The ships under construction qualify as qualifying assets as defined by IAS 23 Borrowing Costs.
IAS 23 mandates that borrowing costs directly attributable to the acquisition, construction, or production of a qualifying asset must be capitalized
Audit risk = interest costs may have been incorrectly classified as a finance costs rather than being capitalized, potentially leading to an understatement of both assets and profits for the year.
The full amount of the ticket price is transferred to revenue when the cruise starts irrespective on the duration of the cruise.
The policy of recognizing all revenue from a ticket sale when the cruise starts may not comply with IFRS 15, as the Group fulfills its obligations over time, which can extend up to six weeks for some cruises.
Audit risk = cut-off issue where recognizing all revenue at the start may lead to overstated revenue and understated liabilities.
The remaining 15% of revenue is derived from on‐board sales of food, drinks, entertainment and other items to passengers.
Management monitor this revenue stream closely as it achieves a high gross profit margin, and staff are encouraged to maximise these sales to customers.
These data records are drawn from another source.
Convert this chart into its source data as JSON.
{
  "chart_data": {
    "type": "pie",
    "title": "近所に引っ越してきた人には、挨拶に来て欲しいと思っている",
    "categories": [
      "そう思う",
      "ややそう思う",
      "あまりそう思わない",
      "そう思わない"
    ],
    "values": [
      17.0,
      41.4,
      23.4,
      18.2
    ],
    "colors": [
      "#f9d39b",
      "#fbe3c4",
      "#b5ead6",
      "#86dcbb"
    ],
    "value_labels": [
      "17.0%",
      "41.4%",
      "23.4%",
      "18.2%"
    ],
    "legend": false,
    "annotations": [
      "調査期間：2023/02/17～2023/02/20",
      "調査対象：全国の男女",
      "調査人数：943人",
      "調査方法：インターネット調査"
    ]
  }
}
According to IFRS 8 Operating Segments, an operating segment is defined as a component that engages in business activities resulting in revenue and expenses, whose operating results are regularly reviewed by the entity’s chief operating decision maker, and for which discrete financial information is available.
This appears to apply in this case.
A reportable segment exists if its revenue exceeds 10% of the combined revenue of all operating segments.
Consequently, if on-board sales meet the criteria of an operating segment, there is a risk of incomplete revenue disclosure for reportable segments if it is not adequately reflected in the financial statement notes.
Last week, the governments of several countries which form a major part of the Pioneer Cruise itineraries withdrew their operating licences with immediate effect
Audit risk arises from the potential impairment of licenses due to their withdrawal by governments in some countries where the Group operates Pioneer cruises. While this withdrawal seems temporary, it indicates possible impairment, and the licenses may need to be written off entirely.
Management should conduct an impairment review per IAS 36 to determine the recoverable amount of the licenses. If this amount is less than the carrying value, an impairment loss must be recognized to avoid overstating intangible assets and profits.
Last month, the Group suffered a cyber‐security attack in which the personal information of 1,400 customers, including their credit card details, were stolen.
audit risk = data corruption
The cyber-security attack may have led to corrupted or lost data within the sales system, especially if customer details were linked to the accounting system. This poses an audit risk that reported revenue figures could be inaccurate, incomplete, or invalid. While the issue may be isolated to the sales system
There is a possibility that other financial figures could also be impacted thus understating sales.
Last month, the Group suffered a cyber‐security attack in which the personal information of 1,400 customers, including their credit card details, were stolen.
audit risk = fine/penalties
The cyber-security incident may lead to fines or penalties, as the Group appears to have
inadequately addressed the risk, leaving customer data vulnerable. Under IAS 37, the Group may need to recognize a provision or disclose a contingent liability, depending on the likelihood and materiality of any payments.
The audit risk involves understated liabilities, understated expenses, or incomplete disclosures if the required provisions are not recognized or properly disclosed in the financial statement notes.